O recorte temporal corresponde ao período posterior ao chamado “milagre econômico”, onde percebemos dois fatores importantes para o início da derrocada do regime militar. O primeiro o fator é de caráter interno, pois a mesma sociedade que apoiou o golpe em 1964, agora tenta buscar maneiras de diminuir o grau de repressão por parte dos militares, e o segundo é o fator externo com a crise do petróleo em 1973, a qual afetou a economia brasileira.

O Movimento Estudantil recomeça a dar seus primeiros passos em direção a sua reestruturação em meados de 1976, em consequencia do visível enfraquecimento do regime militar e em 1979, acontece o congresso em que a UNE (União Nacional dos Estudantes) começa a se reestruturar. No início da década de 1980, os estudantes tentaram reaver o prédio sede da entidade na Praia do Flamengo, mas foram duramente reprimidos pela polícia e o prédio destruído. Com o fim do regime, os estudantes saem às ruas defendendo as mesmas bandeiras históricas e a redemocratização do país, e a UNE tem participação ativa na campanha pelas “Diretas Já”, fazendo intervenções e manifestações importantes nos principais comícios populares do momento. A entidade nacional representativa dos estudantes sai da clandestinidade somente em 1985, através de projeto aprovado no Congresso Nacional, o qual teve autoria de Aldo Arantes.

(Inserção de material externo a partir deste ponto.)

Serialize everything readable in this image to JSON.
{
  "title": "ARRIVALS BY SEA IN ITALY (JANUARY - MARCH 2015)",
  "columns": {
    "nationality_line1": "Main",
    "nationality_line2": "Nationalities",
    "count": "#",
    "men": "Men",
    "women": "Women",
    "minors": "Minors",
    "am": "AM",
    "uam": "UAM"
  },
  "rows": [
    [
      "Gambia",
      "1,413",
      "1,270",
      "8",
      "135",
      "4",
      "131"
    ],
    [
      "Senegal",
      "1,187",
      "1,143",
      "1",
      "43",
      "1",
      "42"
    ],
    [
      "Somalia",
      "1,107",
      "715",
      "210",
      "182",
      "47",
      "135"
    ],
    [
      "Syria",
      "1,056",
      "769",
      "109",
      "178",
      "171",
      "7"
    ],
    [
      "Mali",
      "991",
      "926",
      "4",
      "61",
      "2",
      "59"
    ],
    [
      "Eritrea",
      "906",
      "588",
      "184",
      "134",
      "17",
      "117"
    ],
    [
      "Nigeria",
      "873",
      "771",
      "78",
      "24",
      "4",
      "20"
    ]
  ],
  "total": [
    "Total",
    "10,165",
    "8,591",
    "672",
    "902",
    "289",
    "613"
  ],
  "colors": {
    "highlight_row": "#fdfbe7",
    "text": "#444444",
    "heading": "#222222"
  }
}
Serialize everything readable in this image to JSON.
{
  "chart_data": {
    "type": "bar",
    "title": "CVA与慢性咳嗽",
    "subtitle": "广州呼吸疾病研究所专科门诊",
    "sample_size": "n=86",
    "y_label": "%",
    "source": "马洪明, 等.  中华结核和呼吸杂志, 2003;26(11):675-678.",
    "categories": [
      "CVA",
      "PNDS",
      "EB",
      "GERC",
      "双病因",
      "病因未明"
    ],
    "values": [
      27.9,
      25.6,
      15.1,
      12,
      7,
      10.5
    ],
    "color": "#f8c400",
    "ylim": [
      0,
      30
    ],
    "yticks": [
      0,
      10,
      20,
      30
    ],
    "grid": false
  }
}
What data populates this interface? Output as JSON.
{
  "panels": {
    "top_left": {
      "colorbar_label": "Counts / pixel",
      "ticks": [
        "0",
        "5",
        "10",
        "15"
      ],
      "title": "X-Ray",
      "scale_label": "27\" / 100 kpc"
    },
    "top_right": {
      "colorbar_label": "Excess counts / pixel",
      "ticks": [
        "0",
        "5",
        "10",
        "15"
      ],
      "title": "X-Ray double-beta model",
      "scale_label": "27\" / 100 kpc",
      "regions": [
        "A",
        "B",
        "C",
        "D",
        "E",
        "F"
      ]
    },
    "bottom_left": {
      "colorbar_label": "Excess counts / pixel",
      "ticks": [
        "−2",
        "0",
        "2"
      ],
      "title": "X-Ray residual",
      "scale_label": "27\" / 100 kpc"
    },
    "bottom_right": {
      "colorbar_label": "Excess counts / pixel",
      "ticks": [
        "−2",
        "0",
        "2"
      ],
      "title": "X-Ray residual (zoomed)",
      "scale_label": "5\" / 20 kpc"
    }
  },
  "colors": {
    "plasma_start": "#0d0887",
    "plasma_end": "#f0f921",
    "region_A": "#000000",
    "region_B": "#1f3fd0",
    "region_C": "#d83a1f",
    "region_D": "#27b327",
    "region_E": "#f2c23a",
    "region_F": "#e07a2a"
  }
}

CONTExTUALIzAÇÃO hISTóRICA E A TRAjETóRIA DO MOVIMENTO ESTUDANTIL NO BRASIL

O Movimento Estudantil é um campo fértil para o entendimento da luta pela democracia no Brasil, sob esse signo, nasce a União Nacional dos Estudantes (UNE). Em agosto de 1937, após a realização do I Conselho Nacional de Estudantes se dá a fundação da UNE, no Rio de Janeiro. Alguns meses depois, Getúlio Vargas comandaria o golpe do Estado Novo, instaurando uma ditadura que duraria até 1945. Na década de 1940, a entidade teve importante papel na luta contra o fascismo, encabeçando campanhas pela declaração de guerra às potências nazi-fascistas, sendo que mais tarde, lutariam pelo fim do Estado Novo e pela redemocratização do país.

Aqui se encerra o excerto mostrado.